//Example 1
const double pie = 3.14; // const object
const double *cptr = &pie; // pointer-to-const to const object
double *ptr = &pie; // ERROR - pointer-to-non-const to const
//Example 2
double pie = 3.14; // non-const object
const double *cptr = &pie; // pointer-to-const to non-const object
double *ptr = &pie; // pointer-to-non-const to non-const object
Initially I though pointer-to-const to non-const object is allowed because it just mean pointer-to-const won't change non-const object.
But i just read in c++ book that the reason pointer-to-const to non-const object is allowed because there's no way for pointer-to-const pointer to really know whether the object it points to is const, so it treat the object it points as const but by the same logic, pointer-to-non-const would treat const object as non-const object but compiler will throw error at compile time.
Am I missing something here?
A pointer-to-const
const double *p
treats the object it points to as a constant object, i.e. it won't allow you to change it. As soon as you dereferentiate the pointer
*p
you are dealing with a constant object. If you try to modify that,
*p = 1.0;
you will get an error message from the compiler.
On the other hand, a pointer-to-non-const,
double *p
treats the object it points to as non-const and therefore allows you to modify its value:
*p = 1.0;
becomes legal. However, if at any given time you have a constant object
const double d = 1.0;
you won't be able to create a pointer-to-non-const that points to it:
double *p = &d;
won't be accepted by the compiler. So yes, the compiler enables a pointer-to-non-const to modify the objects it points to. But it doesn't enable you to create a pointer-to-non-const that points to a constant object. So you won't run into a situation where a pointer-to-non-const can be used to modify a constant object.
Regarding the question in the title: This is primarily a language design decision.
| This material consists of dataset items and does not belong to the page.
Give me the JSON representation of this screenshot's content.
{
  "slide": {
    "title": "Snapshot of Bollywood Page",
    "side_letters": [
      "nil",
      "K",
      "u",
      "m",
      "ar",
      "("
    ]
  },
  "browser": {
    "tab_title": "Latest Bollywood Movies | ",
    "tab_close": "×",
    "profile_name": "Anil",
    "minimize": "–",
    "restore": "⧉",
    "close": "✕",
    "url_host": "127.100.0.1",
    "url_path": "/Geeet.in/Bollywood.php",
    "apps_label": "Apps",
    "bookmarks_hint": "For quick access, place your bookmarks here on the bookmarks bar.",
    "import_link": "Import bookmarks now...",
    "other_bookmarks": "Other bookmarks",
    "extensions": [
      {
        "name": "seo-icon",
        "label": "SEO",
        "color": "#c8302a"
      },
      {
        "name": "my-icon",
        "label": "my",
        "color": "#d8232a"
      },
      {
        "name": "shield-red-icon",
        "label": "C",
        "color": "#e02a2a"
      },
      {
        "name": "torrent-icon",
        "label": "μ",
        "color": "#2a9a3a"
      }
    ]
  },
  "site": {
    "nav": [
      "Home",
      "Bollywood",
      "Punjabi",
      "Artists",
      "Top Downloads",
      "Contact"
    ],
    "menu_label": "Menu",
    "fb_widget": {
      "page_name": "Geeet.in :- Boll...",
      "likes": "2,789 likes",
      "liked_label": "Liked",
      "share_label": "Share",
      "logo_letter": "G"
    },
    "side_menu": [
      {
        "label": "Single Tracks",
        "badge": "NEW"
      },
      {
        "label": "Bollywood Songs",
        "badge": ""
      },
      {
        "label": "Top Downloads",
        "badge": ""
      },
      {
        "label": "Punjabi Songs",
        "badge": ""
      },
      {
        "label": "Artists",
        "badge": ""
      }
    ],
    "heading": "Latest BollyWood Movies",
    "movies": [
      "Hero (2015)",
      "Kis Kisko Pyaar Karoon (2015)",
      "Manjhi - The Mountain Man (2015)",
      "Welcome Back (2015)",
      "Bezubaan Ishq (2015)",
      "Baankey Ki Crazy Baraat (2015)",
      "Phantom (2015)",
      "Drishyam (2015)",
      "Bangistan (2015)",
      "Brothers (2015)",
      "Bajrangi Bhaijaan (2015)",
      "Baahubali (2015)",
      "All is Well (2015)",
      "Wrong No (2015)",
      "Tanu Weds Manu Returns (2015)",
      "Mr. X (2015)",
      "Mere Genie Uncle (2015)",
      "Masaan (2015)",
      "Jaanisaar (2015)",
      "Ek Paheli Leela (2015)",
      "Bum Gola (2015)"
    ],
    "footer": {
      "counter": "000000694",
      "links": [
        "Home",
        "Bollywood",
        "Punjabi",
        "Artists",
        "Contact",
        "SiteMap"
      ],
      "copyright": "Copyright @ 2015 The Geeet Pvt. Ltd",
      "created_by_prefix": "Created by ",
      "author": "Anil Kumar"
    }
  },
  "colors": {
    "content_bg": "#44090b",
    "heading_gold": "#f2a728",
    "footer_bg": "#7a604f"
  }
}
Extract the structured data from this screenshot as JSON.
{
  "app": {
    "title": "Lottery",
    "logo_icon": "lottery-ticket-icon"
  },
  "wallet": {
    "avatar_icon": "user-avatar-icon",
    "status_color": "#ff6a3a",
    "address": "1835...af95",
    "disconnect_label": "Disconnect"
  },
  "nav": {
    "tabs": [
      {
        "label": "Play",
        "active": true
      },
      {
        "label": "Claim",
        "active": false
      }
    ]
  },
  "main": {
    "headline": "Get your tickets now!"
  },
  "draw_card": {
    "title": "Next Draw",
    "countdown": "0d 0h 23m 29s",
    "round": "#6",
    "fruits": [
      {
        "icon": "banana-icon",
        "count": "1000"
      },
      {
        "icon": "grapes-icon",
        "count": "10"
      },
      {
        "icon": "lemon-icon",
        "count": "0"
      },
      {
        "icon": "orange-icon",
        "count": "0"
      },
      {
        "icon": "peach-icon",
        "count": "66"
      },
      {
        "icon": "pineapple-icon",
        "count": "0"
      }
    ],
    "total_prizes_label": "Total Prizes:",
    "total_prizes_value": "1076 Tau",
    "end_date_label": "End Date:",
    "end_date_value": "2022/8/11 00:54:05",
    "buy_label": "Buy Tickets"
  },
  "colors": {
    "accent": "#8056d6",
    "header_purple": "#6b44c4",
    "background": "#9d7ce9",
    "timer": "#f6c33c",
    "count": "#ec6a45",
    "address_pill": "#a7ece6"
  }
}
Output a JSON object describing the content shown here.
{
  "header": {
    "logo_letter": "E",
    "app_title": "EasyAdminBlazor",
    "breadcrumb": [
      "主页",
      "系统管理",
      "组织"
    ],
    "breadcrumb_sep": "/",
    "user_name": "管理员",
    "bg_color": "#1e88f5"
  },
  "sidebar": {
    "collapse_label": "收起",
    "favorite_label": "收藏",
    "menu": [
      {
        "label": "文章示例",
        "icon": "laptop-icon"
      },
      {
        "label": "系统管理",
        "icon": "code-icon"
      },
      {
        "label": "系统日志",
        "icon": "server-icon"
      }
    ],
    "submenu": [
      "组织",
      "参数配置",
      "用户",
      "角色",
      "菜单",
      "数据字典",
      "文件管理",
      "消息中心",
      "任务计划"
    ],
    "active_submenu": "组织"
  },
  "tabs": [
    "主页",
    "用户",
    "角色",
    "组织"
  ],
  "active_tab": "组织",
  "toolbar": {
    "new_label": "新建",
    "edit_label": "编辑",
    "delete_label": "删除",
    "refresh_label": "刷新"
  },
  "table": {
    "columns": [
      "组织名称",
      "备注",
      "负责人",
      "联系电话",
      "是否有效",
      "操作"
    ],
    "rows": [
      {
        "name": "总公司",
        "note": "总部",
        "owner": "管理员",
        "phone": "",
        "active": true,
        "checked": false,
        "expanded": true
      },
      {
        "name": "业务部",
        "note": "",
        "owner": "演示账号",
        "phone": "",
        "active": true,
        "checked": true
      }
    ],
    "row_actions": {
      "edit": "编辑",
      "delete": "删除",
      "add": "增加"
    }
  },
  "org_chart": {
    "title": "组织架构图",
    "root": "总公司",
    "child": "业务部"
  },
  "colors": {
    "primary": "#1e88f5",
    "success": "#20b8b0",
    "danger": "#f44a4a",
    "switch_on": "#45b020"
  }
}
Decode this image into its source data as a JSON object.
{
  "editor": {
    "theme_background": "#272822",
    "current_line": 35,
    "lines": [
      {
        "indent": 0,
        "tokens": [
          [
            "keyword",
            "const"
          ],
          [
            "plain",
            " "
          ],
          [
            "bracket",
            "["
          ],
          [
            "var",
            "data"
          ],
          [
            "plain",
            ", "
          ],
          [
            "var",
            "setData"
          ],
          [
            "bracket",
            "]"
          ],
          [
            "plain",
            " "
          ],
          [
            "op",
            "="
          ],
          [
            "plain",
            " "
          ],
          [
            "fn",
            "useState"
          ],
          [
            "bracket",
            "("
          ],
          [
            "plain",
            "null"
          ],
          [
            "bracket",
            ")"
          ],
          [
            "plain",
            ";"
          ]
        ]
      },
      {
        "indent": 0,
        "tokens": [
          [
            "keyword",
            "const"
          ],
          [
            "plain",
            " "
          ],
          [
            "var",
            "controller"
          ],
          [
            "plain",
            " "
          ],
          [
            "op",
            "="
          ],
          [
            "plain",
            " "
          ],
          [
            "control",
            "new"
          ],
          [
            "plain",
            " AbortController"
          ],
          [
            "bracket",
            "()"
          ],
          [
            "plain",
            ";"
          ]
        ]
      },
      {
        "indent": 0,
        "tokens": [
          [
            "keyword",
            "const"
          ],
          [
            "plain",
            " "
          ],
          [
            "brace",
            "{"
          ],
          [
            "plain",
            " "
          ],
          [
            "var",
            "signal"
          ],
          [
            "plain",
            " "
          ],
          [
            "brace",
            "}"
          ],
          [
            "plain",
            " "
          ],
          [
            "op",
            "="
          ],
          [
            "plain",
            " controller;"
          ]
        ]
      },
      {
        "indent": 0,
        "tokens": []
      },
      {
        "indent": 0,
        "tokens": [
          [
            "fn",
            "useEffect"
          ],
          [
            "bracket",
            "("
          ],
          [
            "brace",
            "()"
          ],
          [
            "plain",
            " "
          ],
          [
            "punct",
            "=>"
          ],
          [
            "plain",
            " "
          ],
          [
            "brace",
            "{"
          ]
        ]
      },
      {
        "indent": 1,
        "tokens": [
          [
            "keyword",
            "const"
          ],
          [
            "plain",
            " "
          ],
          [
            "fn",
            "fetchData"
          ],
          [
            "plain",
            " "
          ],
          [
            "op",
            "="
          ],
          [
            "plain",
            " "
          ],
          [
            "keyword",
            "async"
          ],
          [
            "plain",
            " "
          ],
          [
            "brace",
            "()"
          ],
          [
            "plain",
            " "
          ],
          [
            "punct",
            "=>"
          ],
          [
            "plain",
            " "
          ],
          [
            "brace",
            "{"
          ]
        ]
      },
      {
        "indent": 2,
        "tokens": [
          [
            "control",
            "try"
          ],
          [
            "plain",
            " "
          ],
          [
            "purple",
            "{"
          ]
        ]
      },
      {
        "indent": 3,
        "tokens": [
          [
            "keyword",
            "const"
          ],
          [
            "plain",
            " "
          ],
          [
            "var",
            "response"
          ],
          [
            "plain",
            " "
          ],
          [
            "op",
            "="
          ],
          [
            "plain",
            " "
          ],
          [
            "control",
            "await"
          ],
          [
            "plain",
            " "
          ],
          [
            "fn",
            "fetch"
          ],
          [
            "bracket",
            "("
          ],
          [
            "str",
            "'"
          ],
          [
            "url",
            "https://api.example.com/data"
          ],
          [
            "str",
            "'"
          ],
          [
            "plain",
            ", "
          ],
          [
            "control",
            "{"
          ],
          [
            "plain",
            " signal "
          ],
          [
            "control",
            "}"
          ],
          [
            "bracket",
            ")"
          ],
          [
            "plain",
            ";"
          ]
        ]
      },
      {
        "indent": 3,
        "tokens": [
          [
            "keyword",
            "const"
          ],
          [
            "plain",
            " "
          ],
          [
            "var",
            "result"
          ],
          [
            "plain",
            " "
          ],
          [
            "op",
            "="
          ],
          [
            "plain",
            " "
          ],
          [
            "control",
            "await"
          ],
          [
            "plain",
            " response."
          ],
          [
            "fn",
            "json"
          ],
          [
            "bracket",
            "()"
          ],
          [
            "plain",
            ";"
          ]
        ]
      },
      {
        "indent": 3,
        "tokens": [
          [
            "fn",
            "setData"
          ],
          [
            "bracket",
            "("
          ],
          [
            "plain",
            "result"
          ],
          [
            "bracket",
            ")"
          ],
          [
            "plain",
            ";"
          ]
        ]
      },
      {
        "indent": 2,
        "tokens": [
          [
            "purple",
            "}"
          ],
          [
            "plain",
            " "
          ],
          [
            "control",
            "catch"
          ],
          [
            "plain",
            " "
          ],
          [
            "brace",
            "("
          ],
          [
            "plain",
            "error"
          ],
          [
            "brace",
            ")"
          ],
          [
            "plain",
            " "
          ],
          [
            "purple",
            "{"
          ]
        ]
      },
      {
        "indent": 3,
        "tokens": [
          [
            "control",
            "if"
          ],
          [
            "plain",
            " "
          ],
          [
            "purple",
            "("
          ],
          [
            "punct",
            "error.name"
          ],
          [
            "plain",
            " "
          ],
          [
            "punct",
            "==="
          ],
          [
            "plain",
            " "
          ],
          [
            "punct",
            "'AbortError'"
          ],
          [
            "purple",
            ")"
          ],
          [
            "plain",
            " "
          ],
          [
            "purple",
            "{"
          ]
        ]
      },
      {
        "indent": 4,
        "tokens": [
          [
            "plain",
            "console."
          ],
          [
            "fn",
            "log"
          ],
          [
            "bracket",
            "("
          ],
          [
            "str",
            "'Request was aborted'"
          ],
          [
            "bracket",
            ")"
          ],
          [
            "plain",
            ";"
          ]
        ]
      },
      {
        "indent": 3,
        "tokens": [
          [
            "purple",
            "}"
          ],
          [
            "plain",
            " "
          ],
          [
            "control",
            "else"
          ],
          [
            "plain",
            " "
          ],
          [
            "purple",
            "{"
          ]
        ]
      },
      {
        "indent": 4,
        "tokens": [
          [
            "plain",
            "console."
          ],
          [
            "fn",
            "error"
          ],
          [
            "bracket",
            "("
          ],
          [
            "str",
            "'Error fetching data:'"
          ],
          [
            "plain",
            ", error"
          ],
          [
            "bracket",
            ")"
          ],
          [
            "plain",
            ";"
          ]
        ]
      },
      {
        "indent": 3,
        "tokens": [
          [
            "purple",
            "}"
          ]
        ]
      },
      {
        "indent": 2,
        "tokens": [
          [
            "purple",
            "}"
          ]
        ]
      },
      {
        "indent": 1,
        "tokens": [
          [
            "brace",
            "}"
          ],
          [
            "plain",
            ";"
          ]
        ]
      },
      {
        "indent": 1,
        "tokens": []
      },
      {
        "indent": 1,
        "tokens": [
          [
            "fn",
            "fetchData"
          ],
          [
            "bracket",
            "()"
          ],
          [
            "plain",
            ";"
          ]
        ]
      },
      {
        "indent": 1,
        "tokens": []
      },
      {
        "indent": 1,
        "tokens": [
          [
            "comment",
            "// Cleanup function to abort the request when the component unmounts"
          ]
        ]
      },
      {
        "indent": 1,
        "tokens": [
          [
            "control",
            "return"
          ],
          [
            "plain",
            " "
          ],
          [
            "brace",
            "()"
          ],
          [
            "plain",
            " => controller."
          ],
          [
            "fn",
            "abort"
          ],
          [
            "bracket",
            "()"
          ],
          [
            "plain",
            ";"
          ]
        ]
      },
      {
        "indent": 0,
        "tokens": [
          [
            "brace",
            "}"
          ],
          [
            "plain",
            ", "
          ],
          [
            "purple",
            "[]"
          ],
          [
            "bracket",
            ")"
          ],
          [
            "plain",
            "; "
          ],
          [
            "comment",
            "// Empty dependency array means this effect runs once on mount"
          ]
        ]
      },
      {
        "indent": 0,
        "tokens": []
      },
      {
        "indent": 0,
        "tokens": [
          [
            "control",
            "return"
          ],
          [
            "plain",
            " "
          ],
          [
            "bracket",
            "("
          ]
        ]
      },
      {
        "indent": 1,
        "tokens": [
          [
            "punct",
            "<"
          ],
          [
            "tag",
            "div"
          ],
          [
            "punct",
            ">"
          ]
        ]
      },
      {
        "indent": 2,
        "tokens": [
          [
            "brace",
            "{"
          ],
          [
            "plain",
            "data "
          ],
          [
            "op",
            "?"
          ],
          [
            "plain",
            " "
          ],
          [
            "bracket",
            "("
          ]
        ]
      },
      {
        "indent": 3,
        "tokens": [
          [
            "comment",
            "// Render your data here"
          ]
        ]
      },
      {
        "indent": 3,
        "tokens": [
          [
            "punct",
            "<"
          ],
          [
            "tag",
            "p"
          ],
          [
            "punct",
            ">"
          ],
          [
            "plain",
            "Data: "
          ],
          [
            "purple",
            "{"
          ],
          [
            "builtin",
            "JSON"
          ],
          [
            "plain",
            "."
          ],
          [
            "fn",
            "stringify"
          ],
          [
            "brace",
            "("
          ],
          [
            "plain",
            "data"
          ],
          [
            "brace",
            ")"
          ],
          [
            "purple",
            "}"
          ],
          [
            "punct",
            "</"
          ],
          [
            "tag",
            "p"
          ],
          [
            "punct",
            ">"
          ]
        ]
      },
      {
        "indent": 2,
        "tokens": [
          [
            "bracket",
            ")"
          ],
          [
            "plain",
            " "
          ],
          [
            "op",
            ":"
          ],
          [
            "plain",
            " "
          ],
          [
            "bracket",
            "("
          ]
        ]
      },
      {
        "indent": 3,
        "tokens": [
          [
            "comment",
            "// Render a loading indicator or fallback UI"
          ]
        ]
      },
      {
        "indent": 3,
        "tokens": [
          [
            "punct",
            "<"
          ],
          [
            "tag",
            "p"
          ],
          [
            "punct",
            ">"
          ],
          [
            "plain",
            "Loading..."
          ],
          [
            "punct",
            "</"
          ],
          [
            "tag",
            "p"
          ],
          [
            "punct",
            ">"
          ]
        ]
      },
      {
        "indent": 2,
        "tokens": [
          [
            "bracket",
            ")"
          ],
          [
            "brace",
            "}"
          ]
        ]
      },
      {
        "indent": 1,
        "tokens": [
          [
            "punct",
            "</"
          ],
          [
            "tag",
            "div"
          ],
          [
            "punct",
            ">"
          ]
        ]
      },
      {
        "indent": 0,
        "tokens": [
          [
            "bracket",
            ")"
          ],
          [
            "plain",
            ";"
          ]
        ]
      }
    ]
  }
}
However, the fact that the compiler can rely on certain objects to never change value means that various optimizations are possible. For example, if the same pointer is dereferentiated twice in a function with other code between the two dereferentiations, and if that pointer is a pointer-to-const, the compiler will assume it does not actually have to fetch the value from memory twice, because the value is not allowed to have changed between the first and the second dereferentiation.